前回は、駅の建物に入る際の荷物のX線検査のところまでお話ししましたね。

X線検査が終わると、次は電光掲示板等を見て、自分が行くべき待合室(中国語では「候車室」)を探します。電光掲示板には、列車番号(車号)、発車時刻(開車時間)、その列車の終点駅(開往〜)、列車の遅延状況、待合室番号が一覧表示されています。発車時刻順に表示されていることが多いのでわかりやすいです。待合室は、小さな駅だと1つしかない場合もありますが、少し大きな駅になると複数あります。上海駅には、少なくとも十数か所の待合室がありました。

中国では、電光掲示板で指定された待合室に行くことが非常に重要です。その理由を説明します。中国では、勝手に改札を通ってプラットホーム(中国語では「月台」または「站台」)まで行けないシステムになっていて、列車の発車時刻の10分〜15分前になって初めて改札口を開けてくれます。ちなみに改札口は、待合室の端っこのほうに1ヶ所〜数ヶ所設置されており、改札口の上に電光掲示板があり、現在改札を行なっている列車番号、発車時刻、終点駅、プラットホームのナンバーが表示されます。1つの列車につき、改札口は1ヶ所の場合がほとんどです。ですので、指定された待合室に行かないと、自分の乗りたい列車が表示された改札口を見つけることができないのです。

また、列車の発車時刻の5分ぐらい前には改札を閉め切ってしまい、ホームに行くことができなくなりますので、10分〜15分前ぐらいには改札を通ることができるように待合室で待機しておかれたほうがよいと思います。

改札の際も、上海のような大きな駅の場合は、芋の子を洗うような混雑ぶりです。改札を抜けてからも、ゆっくりしている余裕はありません。まずホームを探し、ホームに到着します。始発駅の場合は列車がすでに待機していますが、列車が長いので、自分が何号車に乗るのかによっては、発車時刻が迫っているのでホームに着いてからも自分の乗る車両を目指して走らなければなりません。始発駅でなくて、列車が待機していない場合は、さらに厄介です。ホームに「この辺りは何号車」という表示がないため、列車がホームに入ってきて停まりつつある時に、自分の乗りたい車両が停まりそうな位置を予想して、そこを目指して走ります。ホームの至る所でお客さんたちが自分の乗りたい車両が停まりそうな位置を目指して走っています。

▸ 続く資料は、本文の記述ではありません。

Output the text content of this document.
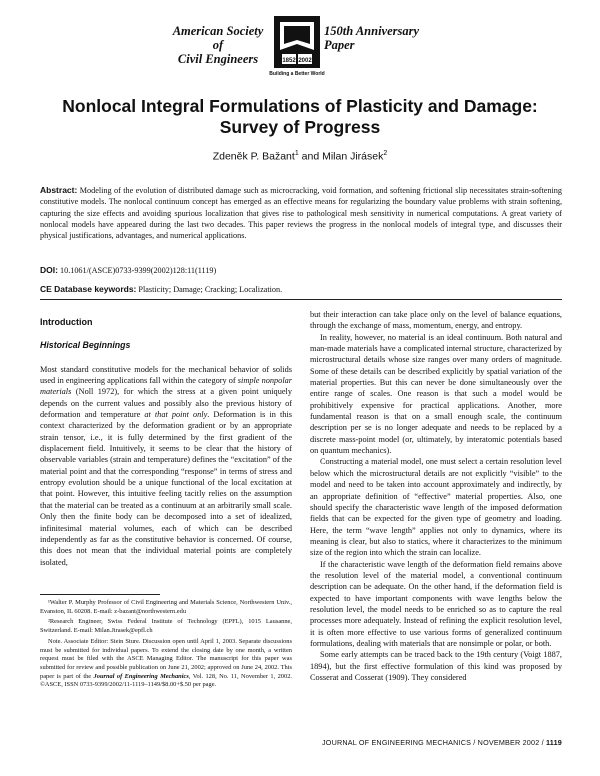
American Society of
Civil Engineers	1852 2002
150th Anniversary
Paper
Building a Better World
Nonlocal Integral Formulations of Plasticity and Damage:
Survey of Progress
Zdeněk P. Bažant$^1$ and Milan Jirásek$^2$
Abstract: Modeling of the evolution of distributed damage such as microcracking, void formation, and softening frictional slip necessitates strain-softening constitutive models. The nonlocal continuum concept has emerged as an effective means for regularizing the boundary value problems with strain softening, capturing the size effects and avoiding spurious localization that gives rise to pathological mesh sensitivity in numerical computations. A great variety of nonlocal models have appeared during the last two decades. This paper reviews the progress in the nonlocal models of integral type, and discusses their physical justifications, advantages, and numerical applications.
DOI: 10.1061/(ASCE)0733-9399(2002)128:11(1119)
CE Database keywords: Plasticity; Damage; Cracking; Localization.
Introduction
Historical Beginnings

Most standard constitutive models for the mechanical behavior of solids used in engineering applications fall within the category of simple nonpolar materials (Noll 1972), for which the stress at a given point uniquely depends on the current values and possibly also the previous history of deformation and temperature at that point only. Deformation is in this context characterized by the deformation gradient or by an appropriate strain tensor, i.e., it is fully determined by the first gradient of the displacement field. Intuitively, it seems to be clear that the history of observable variables (strain and temperature) defines the “excitation” of the material point and that the corresponding “response” in terms of stress and entropy evolution should be a unique functional of the local excitation at that point. However, this intuitive feeling tacitly relies on the assumption that the material can be treated as a continuum at an arbitrarily small scale. Only then the finite body can be decomposed into a set of idealized, infinitesimal material volumes, each of which can be described independently as far as the constitutive behavior is concerned. Of course, this does not mean that the individual material points are completely isolated,

¹Walter P. Murphy Professor of Civil Engineering and Materials Science, Northwestern Univ., Evanston, IL 60208. E-mail: z-bazant@northwestern.edu

²Research Engineer, Swiss Federal Institute of Technology (EPFL), 1015 Lausanne, Switzerland. E-mail: Milan.Jirasek@epfl.ch

Note. Associate Editor: Stein Sture. Discussion open until April 1, 2003. Separate discussions must be submitted for individual papers. To extend the closing date by one month, a written request must be filed with the ASCE Managing Editor. The manuscript for this paper was submitted for review and possible publication on June 21, 2002; approved on June 24, 2002. This paper is part of the Journal of Engineering Mechanics, Vol. 128, No. 11, November 1, 2002. ©ASCE, ISSN 0733-9399/2002/11-1119–1149/$8.00+$.50 per page.

but their interaction can take place only on the level of balance equations, through the exchange of mass, momentum, energy, and entropy.

In reality, however, no material is an ideal continuum. Both natural and man-made materials have a complicated internal structure, characterized by microstructural details whose size ranges over many orders of magnitude. Some of these details can be described explicitly by spatial variation of the material properties. But this can never be done simultaneously over the entire range of scales. One reason is that such a model would be prohibitively expensive for practical applications. Another, more fundamental reason is that on a small enough scale, the continuum description per se is no longer adequate and needs to be replaced by a discrete mass-point model (or, ultimately, by interatomic potentials based on quantum mechanics).

Constructing a material model, one must select a certain resolution level below which the microstructural details are not explicitly “visible” to the model and need to be taken into account approximately and indirectly, by an appropriate definition of “effective” material properties. Also, one should specify the characteristic wave length of the imposed deformation fields that can be expected for the given type of geometry and loading. Here, the term “wave length” applies not only to dynamics, where its meaning is clear, but also to statics, where it characterizes to the minimum size of the region into which the strain can localize.

If the characteristic wave length of the deformation field remains above the resolution level of the material model, a conventional continuum description can be adequate. On the other hand, if the deformation field is expected to have important components with wave lengths below the resolution level, the model needs to be enriched so as to capture the real processes more adequately. Instead of refining the explicit resolution level, it is often more effective to use various forms of generalized continuum formulations, dealing with materials that are nonsimple or polar, or both.

Some early attempts can be traced back to the 19th century (Voigt 1887, 1894), but the first effective formulation of this kind was proposed by Cosserat and Cosserat (1909). They considered

JOURNAL OF ENGINEERING MECHANICS / NOVEMBER 2002 / 1119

列車に乗り込むと、自分の席に他人が座っているということが日常茶飯事です。そんな時は「自分の席だから空けてください」と言うと、すんなり席を空けてくれます。その人たちには特に悪気はなく、席が空いていたから座っていたという場合がほとんどです。

また友達と一緒に座席指定した切符でも、番号はつながっているのに、列車に乗り込んでみたら、座席の列が前後になって横に座れないようなこともあります。(切符を売ってくれる人は、そこまで考えてくれていないようです。)そのような場合は、他の乗客と交渉して座席をかわってほしいことを伝えると、結構、快く座席をかわってくれます。
では、今回はこのへんで・・・。